Except he never got the chance.
Packers return man Ty Montgomery had been told to take a knee. Take the touchback and give Rodgers the ball at the 25-yard line. Hell, all they needed to do was burn up enough of the clock (they still had a timeout, too) and kick a field goal to win it. Instead, Montgomery caught the ball two yards inside the end zone and decided to run with it.
“The plan there is to stay in the end zone,” Packers head coach Mike McCarthy said. “There’s decisions and Ty’s in that decision situation, and I’m sure Ty was trying to make a play.”
Just as Montgomery crossed the 20, Rams special teamer Ramik Wilson crashed into him, dislodging the ball. Wilson recovered it, and that was it.
After the game, Rodgers made the kind of statement to the media you expect.
“Yeah, very disappointed,” he said. “That play didn’t lose the game, but it definitely took away an opportunity for us to go down and win it.”
He said plenty more on the sideline.
According to NFL Network’s Mike Silver, on the sideline, Rodgers was heard yelling: “Take a f------ knee!”
“Aaron was hot,” one coach told Silver. “He was very, very mad.”
Understandable. The Packers had a chance to pull off a major upset, knocking off the NFL’s only undefeated team on their own field. That win would have also breathed some life into an underwhelming first half of the season for Green Bay. Instead, they’re 3-3-1 looking up at the Bears and the Vikings ahead of them in the division standings.
So why did Montgomery not take a knee?
Montgomery isn’t the Packers’ primary return man. That’s Trevor Davis, but he landed on injured reserve in September. Montgomery has been filling in for him, and also has some past experience returning kicks.
The official excuse from McCarthy was “Ty trying to make a play.” Good intentions and all that.
Anonymous players and coaches from the Packers talked to Silver after the game and threw Montgomery under the bus. They suggested he may have fumbled it because he was mad about being taken out of the game on the Packers’ prior possession.

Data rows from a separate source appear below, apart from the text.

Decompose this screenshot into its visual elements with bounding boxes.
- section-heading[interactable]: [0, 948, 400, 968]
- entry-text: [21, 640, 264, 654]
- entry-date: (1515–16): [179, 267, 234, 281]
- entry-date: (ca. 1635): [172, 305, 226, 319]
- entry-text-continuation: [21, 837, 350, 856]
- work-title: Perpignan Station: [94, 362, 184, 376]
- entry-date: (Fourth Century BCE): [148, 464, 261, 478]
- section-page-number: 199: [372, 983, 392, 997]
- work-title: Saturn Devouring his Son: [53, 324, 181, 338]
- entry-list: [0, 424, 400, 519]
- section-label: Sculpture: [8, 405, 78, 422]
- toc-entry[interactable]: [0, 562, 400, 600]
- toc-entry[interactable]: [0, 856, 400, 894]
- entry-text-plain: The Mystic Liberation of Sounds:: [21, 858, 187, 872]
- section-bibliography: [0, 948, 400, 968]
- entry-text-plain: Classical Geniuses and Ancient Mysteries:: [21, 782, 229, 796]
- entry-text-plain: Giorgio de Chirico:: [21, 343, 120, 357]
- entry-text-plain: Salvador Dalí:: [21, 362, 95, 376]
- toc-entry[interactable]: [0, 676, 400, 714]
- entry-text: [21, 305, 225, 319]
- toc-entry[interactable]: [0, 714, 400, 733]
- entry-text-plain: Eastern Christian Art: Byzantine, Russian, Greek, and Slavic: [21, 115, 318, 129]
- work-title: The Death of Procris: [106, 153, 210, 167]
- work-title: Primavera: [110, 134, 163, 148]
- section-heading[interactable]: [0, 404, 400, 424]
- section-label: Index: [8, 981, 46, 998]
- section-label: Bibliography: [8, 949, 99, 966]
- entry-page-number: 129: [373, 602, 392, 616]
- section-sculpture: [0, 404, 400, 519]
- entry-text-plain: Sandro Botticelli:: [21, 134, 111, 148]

Silver’s sources said Montgomery had a “tantrum” on the sideline. And one of the people he talked to made the direct link between Montgomery’s fit and the fumble. Here’s the money quote from the article:
“They took him out for a play and he slammed his helmet and threw a fit,” one Packers player said. “Then they told him to take a knee, and he ran it out anyway. You know what that was? That was him saying, ‘I’m gonna do me.’ It’s a f----- joke.
”I mean, what the f--- are you doing? We’ve got Aaron Rodgers, the best I’ve ever seen, and you’re gonna take that risk? I mean, it’s ‘12’! All you gotta do is give him the ball, and you know what’s gonna happen.”

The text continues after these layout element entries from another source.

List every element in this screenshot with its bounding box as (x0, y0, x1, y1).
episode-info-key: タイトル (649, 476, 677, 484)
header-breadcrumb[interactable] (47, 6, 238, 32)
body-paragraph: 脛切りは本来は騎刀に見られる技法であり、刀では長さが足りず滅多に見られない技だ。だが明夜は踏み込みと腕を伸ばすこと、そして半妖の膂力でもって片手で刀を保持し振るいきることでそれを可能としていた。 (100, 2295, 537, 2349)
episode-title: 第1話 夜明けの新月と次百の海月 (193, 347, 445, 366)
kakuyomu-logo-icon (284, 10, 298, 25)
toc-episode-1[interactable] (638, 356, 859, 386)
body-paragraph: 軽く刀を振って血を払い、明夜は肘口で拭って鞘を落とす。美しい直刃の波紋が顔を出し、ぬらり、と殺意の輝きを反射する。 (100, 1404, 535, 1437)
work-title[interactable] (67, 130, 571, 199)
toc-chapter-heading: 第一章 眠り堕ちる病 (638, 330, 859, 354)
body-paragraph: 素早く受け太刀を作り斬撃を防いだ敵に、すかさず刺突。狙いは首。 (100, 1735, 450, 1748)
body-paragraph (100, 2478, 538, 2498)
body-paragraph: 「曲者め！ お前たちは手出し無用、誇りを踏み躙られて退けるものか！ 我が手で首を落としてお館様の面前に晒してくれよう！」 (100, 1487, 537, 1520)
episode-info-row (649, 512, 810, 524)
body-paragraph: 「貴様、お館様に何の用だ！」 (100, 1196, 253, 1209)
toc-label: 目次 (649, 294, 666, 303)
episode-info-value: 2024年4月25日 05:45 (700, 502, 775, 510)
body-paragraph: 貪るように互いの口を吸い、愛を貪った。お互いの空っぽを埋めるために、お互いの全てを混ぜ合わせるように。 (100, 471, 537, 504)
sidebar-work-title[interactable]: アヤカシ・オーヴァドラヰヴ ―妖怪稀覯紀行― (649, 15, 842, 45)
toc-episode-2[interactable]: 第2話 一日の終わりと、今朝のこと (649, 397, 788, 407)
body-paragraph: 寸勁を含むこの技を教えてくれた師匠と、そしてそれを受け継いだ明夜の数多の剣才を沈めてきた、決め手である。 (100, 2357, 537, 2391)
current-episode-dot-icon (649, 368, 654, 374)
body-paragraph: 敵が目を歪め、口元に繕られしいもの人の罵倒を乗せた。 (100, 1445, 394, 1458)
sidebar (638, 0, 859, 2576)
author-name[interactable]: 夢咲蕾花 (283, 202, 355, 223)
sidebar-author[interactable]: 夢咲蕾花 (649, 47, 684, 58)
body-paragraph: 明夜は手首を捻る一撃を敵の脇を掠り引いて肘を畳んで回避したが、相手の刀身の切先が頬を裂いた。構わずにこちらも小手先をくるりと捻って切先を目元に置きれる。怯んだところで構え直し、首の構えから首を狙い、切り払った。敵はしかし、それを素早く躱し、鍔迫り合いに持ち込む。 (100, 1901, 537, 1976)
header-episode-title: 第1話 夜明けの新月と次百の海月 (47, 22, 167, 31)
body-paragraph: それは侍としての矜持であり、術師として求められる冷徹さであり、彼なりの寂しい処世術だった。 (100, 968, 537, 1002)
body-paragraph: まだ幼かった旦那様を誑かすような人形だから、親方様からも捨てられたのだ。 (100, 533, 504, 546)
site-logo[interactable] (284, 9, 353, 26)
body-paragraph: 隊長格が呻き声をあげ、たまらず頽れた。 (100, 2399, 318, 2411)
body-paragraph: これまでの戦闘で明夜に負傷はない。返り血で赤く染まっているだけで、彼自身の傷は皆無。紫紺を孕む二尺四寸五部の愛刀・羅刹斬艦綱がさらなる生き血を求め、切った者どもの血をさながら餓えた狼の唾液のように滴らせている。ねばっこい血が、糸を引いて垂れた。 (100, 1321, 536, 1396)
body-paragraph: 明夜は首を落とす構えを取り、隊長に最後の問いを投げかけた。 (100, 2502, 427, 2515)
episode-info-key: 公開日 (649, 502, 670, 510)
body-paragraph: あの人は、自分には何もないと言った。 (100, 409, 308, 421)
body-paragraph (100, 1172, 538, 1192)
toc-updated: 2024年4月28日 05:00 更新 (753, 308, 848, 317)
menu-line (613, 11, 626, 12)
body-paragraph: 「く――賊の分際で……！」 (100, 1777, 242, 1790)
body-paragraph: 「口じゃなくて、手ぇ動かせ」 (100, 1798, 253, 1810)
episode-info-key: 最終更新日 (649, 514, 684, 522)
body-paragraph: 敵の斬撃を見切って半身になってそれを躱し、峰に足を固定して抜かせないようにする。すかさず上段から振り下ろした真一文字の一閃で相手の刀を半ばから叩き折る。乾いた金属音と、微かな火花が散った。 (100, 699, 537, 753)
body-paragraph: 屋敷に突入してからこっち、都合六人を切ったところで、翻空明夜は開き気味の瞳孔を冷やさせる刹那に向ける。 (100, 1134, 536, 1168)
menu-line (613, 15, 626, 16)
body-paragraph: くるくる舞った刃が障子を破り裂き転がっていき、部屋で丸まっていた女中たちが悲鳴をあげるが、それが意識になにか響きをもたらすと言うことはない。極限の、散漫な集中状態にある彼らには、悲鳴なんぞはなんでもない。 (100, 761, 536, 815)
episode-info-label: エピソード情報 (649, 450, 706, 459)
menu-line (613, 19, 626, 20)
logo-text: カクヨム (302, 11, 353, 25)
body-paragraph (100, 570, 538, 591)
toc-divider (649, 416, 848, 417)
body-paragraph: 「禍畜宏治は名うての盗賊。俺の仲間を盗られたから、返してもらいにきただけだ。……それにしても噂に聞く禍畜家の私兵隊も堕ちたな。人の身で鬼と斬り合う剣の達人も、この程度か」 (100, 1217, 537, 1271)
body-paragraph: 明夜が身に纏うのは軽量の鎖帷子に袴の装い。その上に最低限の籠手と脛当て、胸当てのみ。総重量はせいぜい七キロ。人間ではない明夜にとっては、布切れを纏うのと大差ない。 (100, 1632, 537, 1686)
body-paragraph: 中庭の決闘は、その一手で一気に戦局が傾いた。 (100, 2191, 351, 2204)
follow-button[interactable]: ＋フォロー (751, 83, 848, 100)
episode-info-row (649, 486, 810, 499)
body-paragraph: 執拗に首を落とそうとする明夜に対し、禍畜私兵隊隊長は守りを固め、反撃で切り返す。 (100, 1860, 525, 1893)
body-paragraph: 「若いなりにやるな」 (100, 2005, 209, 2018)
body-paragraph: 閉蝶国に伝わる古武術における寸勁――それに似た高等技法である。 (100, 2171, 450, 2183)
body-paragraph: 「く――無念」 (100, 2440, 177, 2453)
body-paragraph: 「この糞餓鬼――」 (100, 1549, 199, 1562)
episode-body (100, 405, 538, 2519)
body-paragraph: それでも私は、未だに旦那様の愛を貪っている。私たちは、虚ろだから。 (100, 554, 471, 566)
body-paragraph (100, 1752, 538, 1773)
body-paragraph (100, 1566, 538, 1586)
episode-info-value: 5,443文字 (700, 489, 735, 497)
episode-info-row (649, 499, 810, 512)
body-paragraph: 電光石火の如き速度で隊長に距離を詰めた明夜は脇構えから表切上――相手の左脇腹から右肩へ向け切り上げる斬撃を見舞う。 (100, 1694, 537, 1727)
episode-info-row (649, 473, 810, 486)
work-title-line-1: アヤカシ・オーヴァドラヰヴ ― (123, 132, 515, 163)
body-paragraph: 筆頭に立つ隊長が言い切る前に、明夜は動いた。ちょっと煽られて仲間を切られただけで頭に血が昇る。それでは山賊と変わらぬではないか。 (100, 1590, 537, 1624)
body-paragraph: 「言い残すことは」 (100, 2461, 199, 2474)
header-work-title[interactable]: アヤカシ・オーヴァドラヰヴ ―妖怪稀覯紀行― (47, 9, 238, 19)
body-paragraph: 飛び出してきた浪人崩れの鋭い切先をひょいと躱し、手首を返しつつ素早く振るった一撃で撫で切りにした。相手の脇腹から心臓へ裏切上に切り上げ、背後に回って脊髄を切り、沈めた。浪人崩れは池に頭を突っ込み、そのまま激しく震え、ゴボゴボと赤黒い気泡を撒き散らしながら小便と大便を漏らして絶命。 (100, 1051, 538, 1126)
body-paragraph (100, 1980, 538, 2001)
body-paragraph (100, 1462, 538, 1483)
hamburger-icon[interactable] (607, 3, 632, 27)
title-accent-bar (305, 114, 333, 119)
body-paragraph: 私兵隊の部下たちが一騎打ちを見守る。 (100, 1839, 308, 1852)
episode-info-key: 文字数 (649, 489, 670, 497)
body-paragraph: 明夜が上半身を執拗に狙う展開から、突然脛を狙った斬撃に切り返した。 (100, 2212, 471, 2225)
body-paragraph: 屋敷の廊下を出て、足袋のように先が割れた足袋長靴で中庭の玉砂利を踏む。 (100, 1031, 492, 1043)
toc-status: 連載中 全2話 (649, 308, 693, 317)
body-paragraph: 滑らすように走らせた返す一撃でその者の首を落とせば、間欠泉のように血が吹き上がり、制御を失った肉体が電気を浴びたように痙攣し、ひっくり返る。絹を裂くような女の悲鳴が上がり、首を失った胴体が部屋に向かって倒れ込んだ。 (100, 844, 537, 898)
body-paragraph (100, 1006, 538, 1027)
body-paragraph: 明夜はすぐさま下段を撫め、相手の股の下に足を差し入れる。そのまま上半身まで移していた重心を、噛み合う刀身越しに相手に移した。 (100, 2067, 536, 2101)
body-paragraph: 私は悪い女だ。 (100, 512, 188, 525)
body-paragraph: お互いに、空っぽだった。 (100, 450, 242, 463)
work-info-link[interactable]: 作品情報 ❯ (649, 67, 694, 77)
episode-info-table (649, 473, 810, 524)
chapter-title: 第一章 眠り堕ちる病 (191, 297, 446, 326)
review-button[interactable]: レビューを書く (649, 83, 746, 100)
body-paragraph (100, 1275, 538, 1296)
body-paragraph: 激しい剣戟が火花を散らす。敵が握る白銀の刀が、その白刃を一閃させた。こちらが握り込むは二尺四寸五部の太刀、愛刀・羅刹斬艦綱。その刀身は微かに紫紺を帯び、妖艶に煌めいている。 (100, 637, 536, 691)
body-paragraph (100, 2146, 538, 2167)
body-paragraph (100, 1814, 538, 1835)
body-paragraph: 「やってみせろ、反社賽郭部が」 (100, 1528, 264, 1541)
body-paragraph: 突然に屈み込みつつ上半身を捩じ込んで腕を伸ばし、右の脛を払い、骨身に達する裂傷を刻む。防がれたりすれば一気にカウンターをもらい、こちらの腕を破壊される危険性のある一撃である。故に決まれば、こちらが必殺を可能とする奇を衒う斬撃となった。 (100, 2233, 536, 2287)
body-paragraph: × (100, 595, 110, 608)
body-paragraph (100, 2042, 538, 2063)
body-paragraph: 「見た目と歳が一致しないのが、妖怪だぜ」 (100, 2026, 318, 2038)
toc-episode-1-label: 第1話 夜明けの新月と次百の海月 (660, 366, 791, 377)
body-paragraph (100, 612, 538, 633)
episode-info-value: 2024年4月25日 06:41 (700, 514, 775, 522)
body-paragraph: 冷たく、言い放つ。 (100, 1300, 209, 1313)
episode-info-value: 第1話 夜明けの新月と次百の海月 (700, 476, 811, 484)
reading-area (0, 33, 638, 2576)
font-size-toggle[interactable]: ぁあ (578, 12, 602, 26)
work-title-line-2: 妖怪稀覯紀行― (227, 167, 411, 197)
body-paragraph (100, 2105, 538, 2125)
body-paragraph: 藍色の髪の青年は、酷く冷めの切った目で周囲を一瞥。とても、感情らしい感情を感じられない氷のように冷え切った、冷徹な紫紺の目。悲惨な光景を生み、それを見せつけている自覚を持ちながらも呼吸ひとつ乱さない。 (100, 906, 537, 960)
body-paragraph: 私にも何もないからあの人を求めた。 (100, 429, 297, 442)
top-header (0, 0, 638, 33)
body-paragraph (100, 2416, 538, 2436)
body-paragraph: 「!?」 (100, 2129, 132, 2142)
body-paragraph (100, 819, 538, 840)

It’s a leap to go from what that person told Silver to the idea that he deliberately ran the ball out of the end zone as an act of defiance. McCarthy’s suggestion that he did it unthinkingly, just looking for a big play, is also a viable explanation here.
Montgomery hasn’t told his side of the story, refusing to talk to reporters after the game. Now, when he does get the chance to speak up, he’ll already be on the defensive.
The bigger question right now is whether or not he’ll still be on the Packers’ roster when he does decide to talk about that play.